Die Kaffeekooperative Corcasan aus Nicaragua

Die Kooperative Corcasan (Cooperativa regional de Cafetaleros de San Juan del Rio Coco) liegt im Osten der Region Madriz in Nord-Nicaragua. Der Norden Nicaraguas ist geprägt von feuchttropischen Wäldern und dem Wechsel zwischen Trockenzeit von Dezember bis April und der Regenzeit von Mai bis November.

Corcasan hat sich zum Ziel gesetzt, unter Berücksichtigung der natürlichen Ressourcen und ohne Kinderarbeit hochwertigen Qualitätskaffee zu produzieren. Seit 2009 ist Corcasan Fairtrade-zertifiziert.

Kaffeekirschen am Strauch

Die Kaffeekooperative Corcasan aus Nicaragua

Cooperativa Regional de Cafetaleros de San Juan de Río Coco


San Juan del Rio Coco
Nicaragua

"Die Regierung hat sich keine Mühe gemacht, sich für kleine und mittlere Produzenten einzusetzen. Die Zertifizierung hat uns geholfen, Umweltbelastungen zu reduzieren und eine gute Produktqualität zu erreichen."

Der Kaffeebauer Salvador Ortez Matute ist Mitglied der Kooperative:

1994 wurde die Genossenschaft Corcasan von fast 90 Kleinbauern-Gruppen gegründet, die aus über 1300 Männern und rund 60 Frauen bestanden. Die Vision der Kaffeebauern und -bäuerinnen war es, eine Alternative zu den gegebenen Handelsbedingungen zu schaffen und sich durch die eigene Vermarktung ihrer Produkte unabhängig von den großen Kaffee-Unternehmen Nicaraguas zu machen, die den Markt hauptsächlich kontrollieren. Heute umfasst die Kooperative gut 250 Kleinbauern-Gemeinden und organisiert den Export ihres Kaffees selbst.

Der meiste Kaffee Nicaraguas wird über große Unternehmen verkauft. Zwischenhändler schmälerten lange Zeit die Gewinne für die Produzenten in der Region um San Juan del Rio Coco.
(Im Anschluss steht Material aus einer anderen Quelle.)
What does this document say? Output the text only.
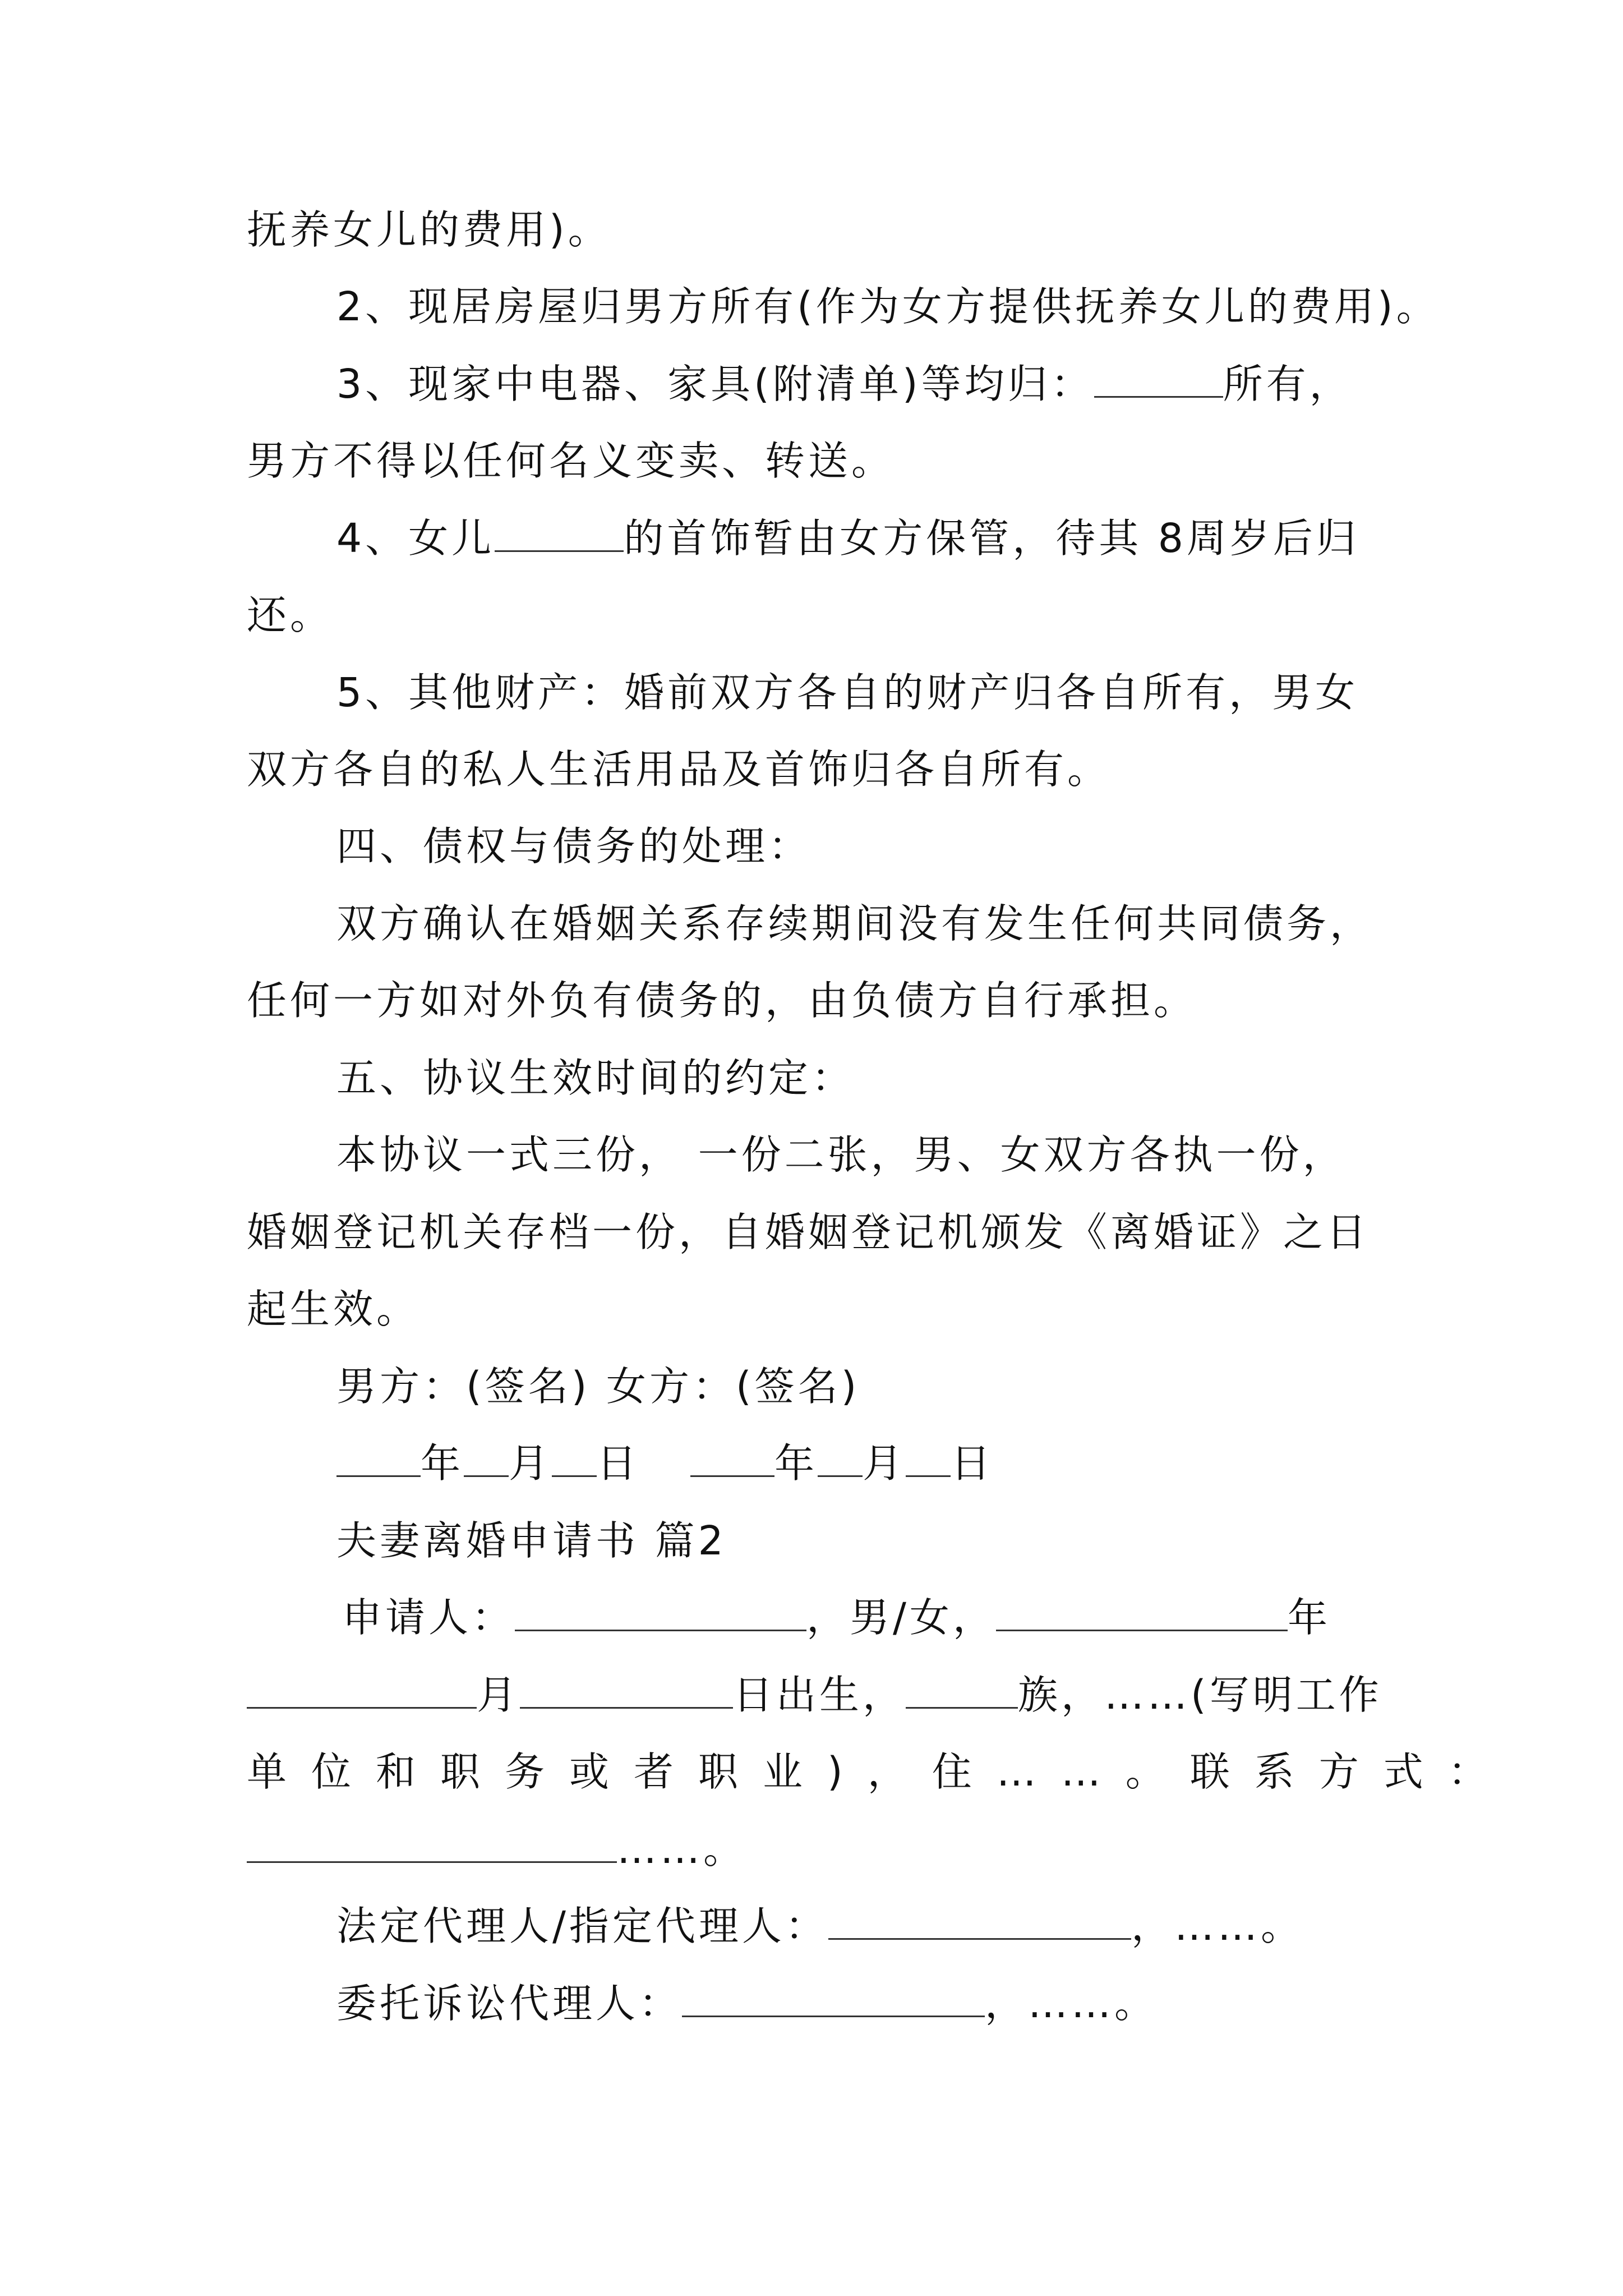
抚养女儿的费用)。
2、现居房屋归男方所有(作为女方提供抚养女儿的费用)。
3、现家中电器、家具(附清单)等均归：	所有，
男方不得以任何名义变卖、转送。
4、女儿	的首饰暂由女方保管，待其 8周岁后归
还。
5、其他财产：婚前双方各自的财产归各自所有，男女
双方各自的私人生活用品及首饰归各自所有。
四、债权与债务的处理：
双方确认在婚姻关系存续期间没有发生任何共同债务，
任何一方如对外负有债务的，由负债方自行承担。
五、协议生效时间的约定：
本协议一式三份， 一份二张，男、女双方各执一份，
婚姻登记机关存档一份，自婚姻登记机颁发《离婚证》之日
起生效。
男方：(签名) 女方：(签名)
年 月 日	年 月 日
夫妻离婚申请书 篇2
申请人：	，男/女，	年
月	日出生，	族，……(写明工作
单位和职务或者职业)，住……。联系方式：
……。
法定代理人/指定代理人：	，……。
委托诉讼代理人：	，……。
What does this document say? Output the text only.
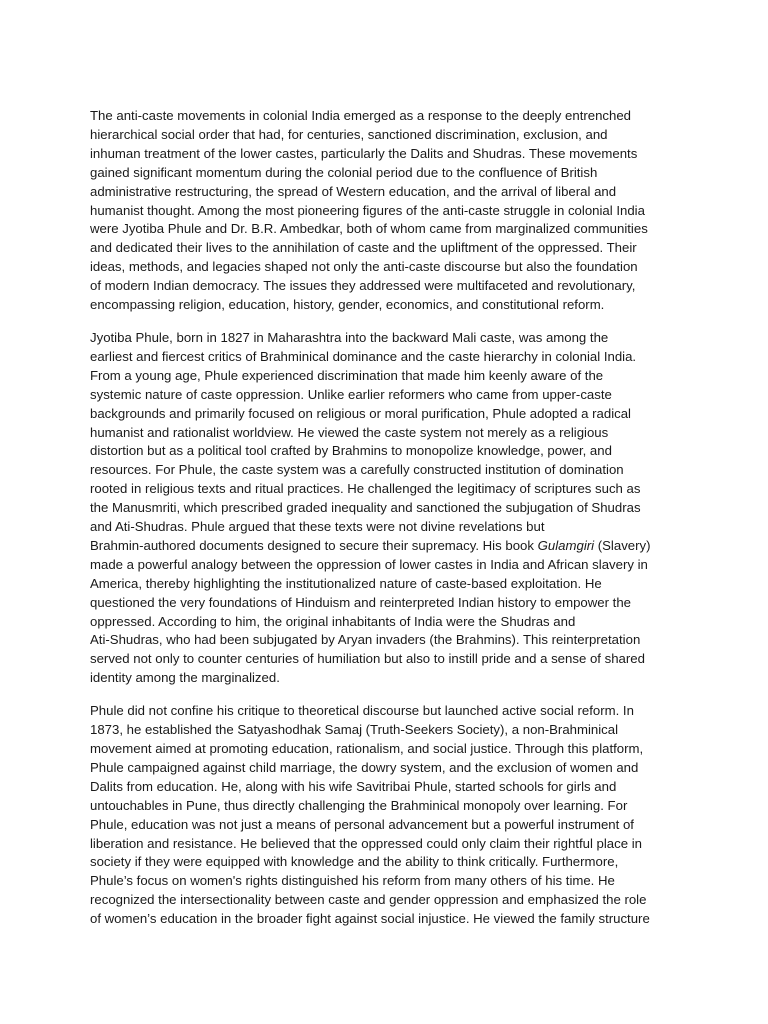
The anti-caste movements in colonial India emerged as a response to the deeply entrenched
hierarchical social order that had, for centuries, sanctioned discrimination, exclusion, and
inhuman treatment of the lower castes, particularly the Dalits and Shudras. These movements
gained significant momentum during the colonial period due to the confluence of British
administrative restructuring, the spread of Western education, and the arrival of liberal and
humanist thought. Among the most pioneering figures of the anti-caste struggle in colonial India
were Jyotiba Phule and Dr. B.R. Ambedkar, both of whom came from marginalized communities
and dedicated their lives to the annihilation of caste and the upliftment of the oppressed. Their
ideas, methods, and legacies shaped not only the anti-caste discourse but also the foundation
of modern Indian democracy. The issues they addressed were multifaceted and revolutionary,
encompassing religion, education, history, gender, economics, and constitutional reform.
Jyotiba Phule, born in 1827 in Maharashtra into the backward Mali caste, was among the
earliest and fiercest critics of Brahminical dominance and the caste hierarchy in colonial India.
From a young age, Phule experienced discrimination that made him keenly aware of the
systemic nature of caste oppression. Unlike earlier reformers who came from upper-caste
backgrounds and primarily focused on religious or moral purification, Phule adopted a radical
humanist and rationalist worldview. He viewed the caste system not merely as a religious
distortion but as a political tool crafted by Brahmins to monopolize knowledge, power, and
resources. For Phule, the caste system was a carefully constructed institution of domination
rooted in religious texts and ritual practices. He challenged the legitimacy of scriptures such as
the Manusmriti, which prescribed graded inequality and sanctioned the subjugation of Shudras
and Ati-Shudras. Phule argued that these texts were not divine revelations but
Brahmin-authored documents designed to secure their supremacy. His book Gulamgiri (Slavery)
made a powerful analogy between the oppression of lower castes in India and African slavery in
America, thereby highlighting the institutionalized nature of caste-based exploitation. He
questioned the very foundations of Hinduism and reinterpreted Indian history to empower the
oppressed. According to him, the original inhabitants of India were the Shudras and
Ati-Shudras, who had been subjugated by Aryan invaders (the Brahmins). This reinterpretation
served not only to counter centuries of humiliation but also to instill pride and a sense of shared
identity among the marginalized.
Phule did not confine his critique to theoretical discourse but launched active social reform. In
1873, he established the Satyashodhak Samaj (Truth-Seekers Society), a non-Brahminical
movement aimed at promoting education, rationalism, and social justice. Through this platform,
Phule campaigned against child marriage, the dowry system, and the exclusion of women and
Dalits from education. He, along with his wife Savitribai Phule, started schools for girls and
untouchables in Pune, thus directly challenging the Brahminical monopoly over learning. For
Phule, education was not just a means of personal advancement but a powerful instrument of
liberation and resistance. He believed that the oppressed could only claim their rightful place in
society if they were equipped with knowledge and the ability to think critically. Furthermore,
Phule’s focus on women's rights distinguished his reform from many others of his time. He
recognized the intersectionality between caste and gender oppression and emphasized the role
of women’s education in the broader fight against social injustice. He viewed the family structure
Erst durch die Gründung der Kooperative und die Fairtrade-Zertifizierung verbesserten sich die Handelsbedingungen der Mitglieder: Fairtrade ermöglichte den Produzenten Zugang zum internationalen Markt auch ohne Zwischenhandel. Fairtrade fördert durch Kontakte zu den Importeuren die Kooperative.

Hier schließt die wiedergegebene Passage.